I'm working on a python 2.7 script that must check in a Fedora Commons repository for the existence of some data in 20'000 objects. Basically this means sending 20'000 HTTP requests to 20'000 different urls on the repository (that runs on a Tomcat server).
I wrote a script that does the job, but I've been warned by the server system administrator that it opens too many network connections, which causes some troubles.
My script uses so far urllib2 to make the HTTP requests.
response = urllib2.urlopen(url)
response_content = response.read()
And actually this code opens one new network connection per request.

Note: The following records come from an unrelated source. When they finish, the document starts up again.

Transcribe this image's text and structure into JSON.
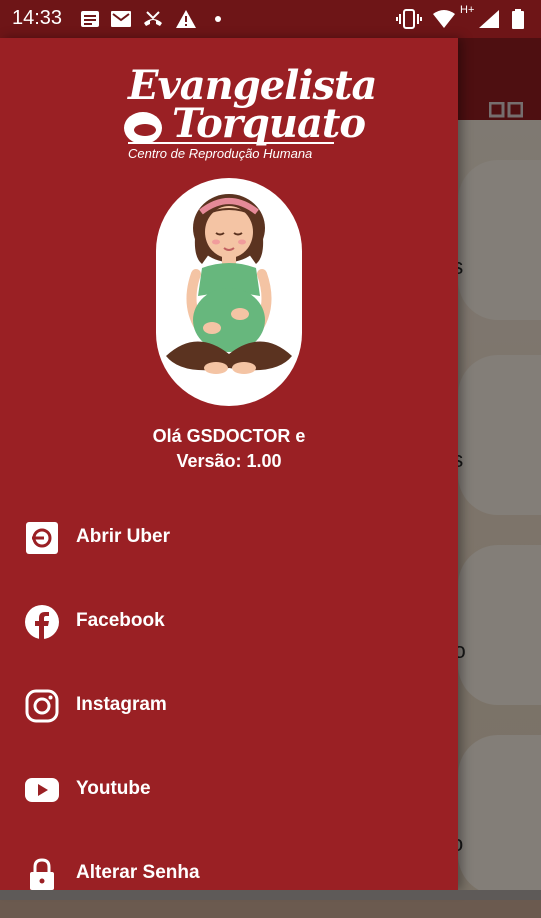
{
  "status_bar": {
    "time": "14:33",
    "icons": [
      "notes-icon",
      "mail-icon",
      "missed-call-icon",
      "warning-icon",
      "dot-icon",
      "vibrate-icon",
      "wifi-icon",
      "signal-icon",
      "battery-icon"
    ],
    "network": "H+"
  },
  "background": {
    "list_fragments": [
      "es",
      "es",
      "tro",
      "co"
    ]
  },
  "drawer": {
    "logo": {
      "line1": "Evangelista",
      "line2": "Torquato",
      "subtitle": "Centro de Reprodução Humana"
    },
    "greeting_line1": "Olá GSDOCTOR e",
    "greeting_line2": "Versão: 1.00",
    "menu": [
      {
        "label": "Abrir Uber",
        "icon": "uber-icon"
      },
      {
        "label": "Facebook",
        "icon": "facebook-icon"
      },
      {
        "label": "Instagram",
        "icon": "instagram-icon"
      },
      {
        "label": "Youtube",
        "icon": "youtube-icon"
      },
      {
        "label": "Alterar Senha",
        "icon": "lock-icon"
      }
    ]
  },
  "colors": {
    "drawer_bg": "#9a2024",
    "toolbar_bg": "#8e1c1f",
    "status_bg": "#6e1517",
    "text": "#ffffff"
  }
}
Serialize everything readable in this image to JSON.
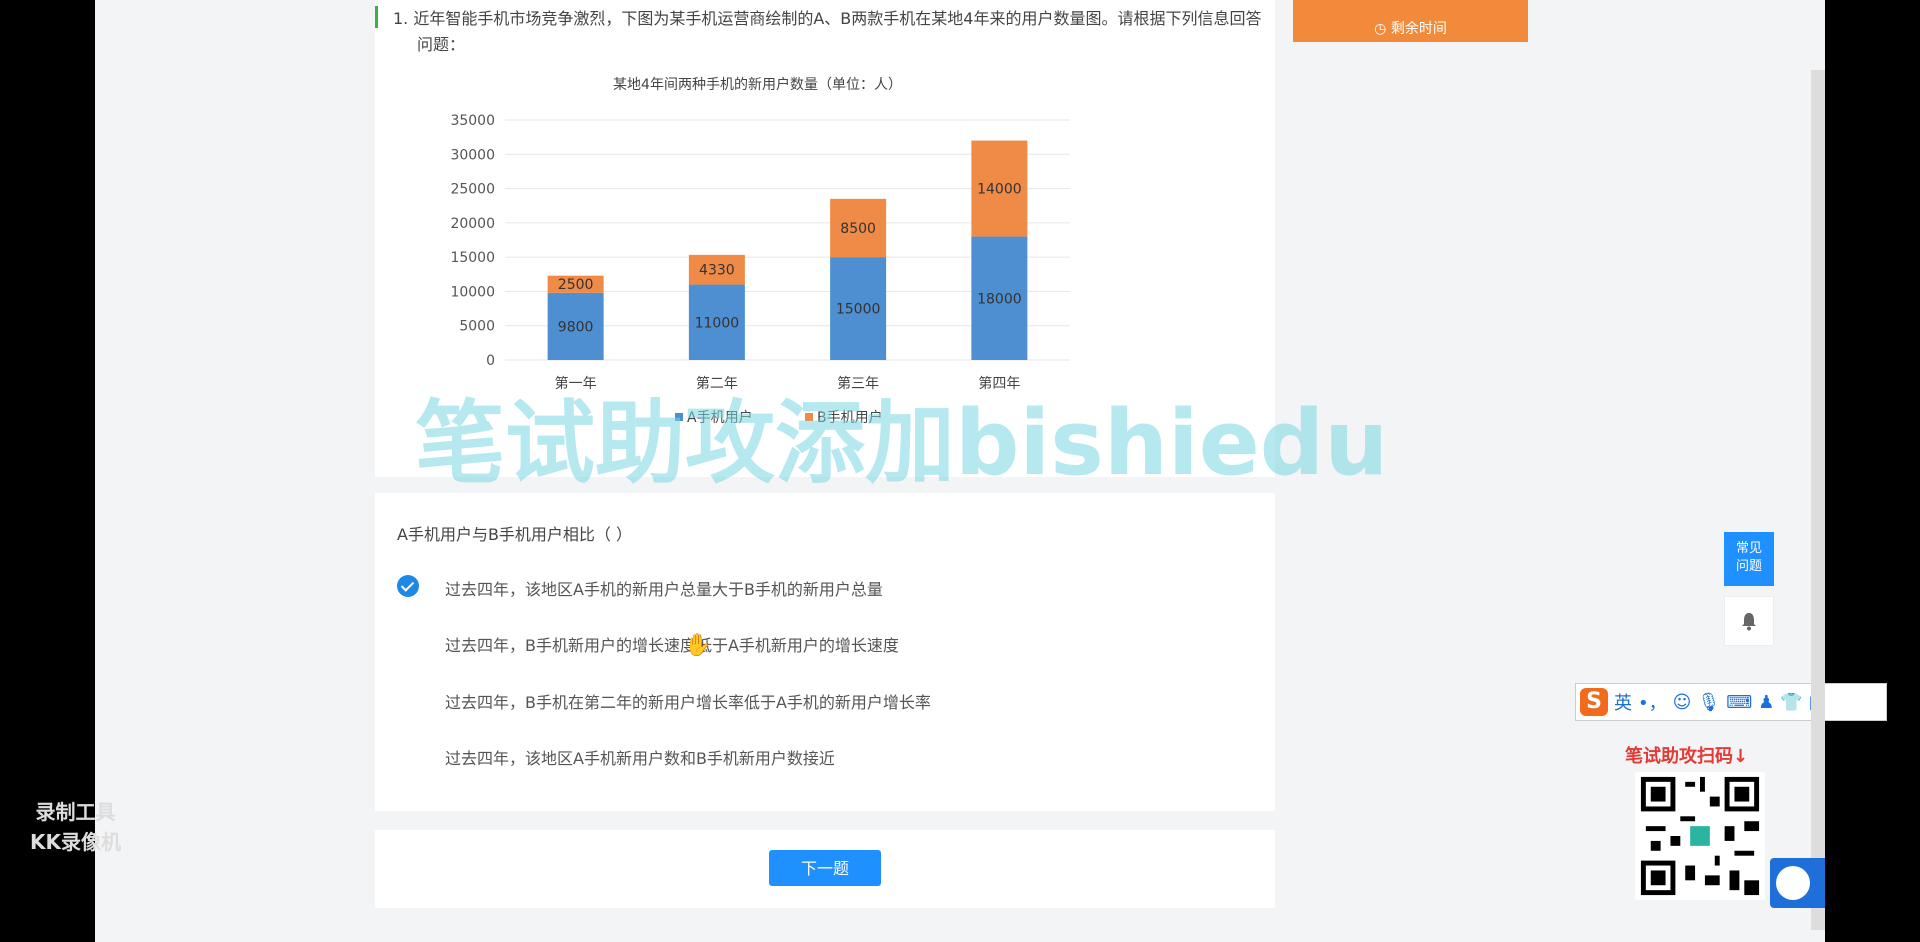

I have tried to use other libraries to make the requests, but could not find any way to reuse the same connection for all requests. Both solutions below still open many network connections, even if their number is really lower (actually both solutions seem to open one connection for 100 HTTP requests, which is still around 200 connections in my case).
httplib:
url = "http://localhost:8080/fedora/objects/test:1234?test="
url_infos = urlparse(url)
conn = httplib.HTTPConnection(url_infos.hostname + ":" + str(url_infos.port))
for x in range(0, 20000):
myurl = url + str(x)
conn.request("GET", myurl)
r = conn.getresponse()
response_content = r.read()
print x, "\t", myurl, "\t", r.status
requests:
url = "http://localhost:8080/fedora/objects/test:1234?test="
s = requests.Session()
for x in range(0, 20000):
myurl = url + str(x)
r = s.get(myurl)
response_content = r.content
print x, "\t", myurl, "\t", r.status_code
Even if the number of connections is much better, ideally I'd like to use one or very few connections for all requests. Is that even possible ? Is this number of 100 requests per connection related to the system or to the server ? By the way I also tried to make the requests pointing to an Apache server and the result was the same.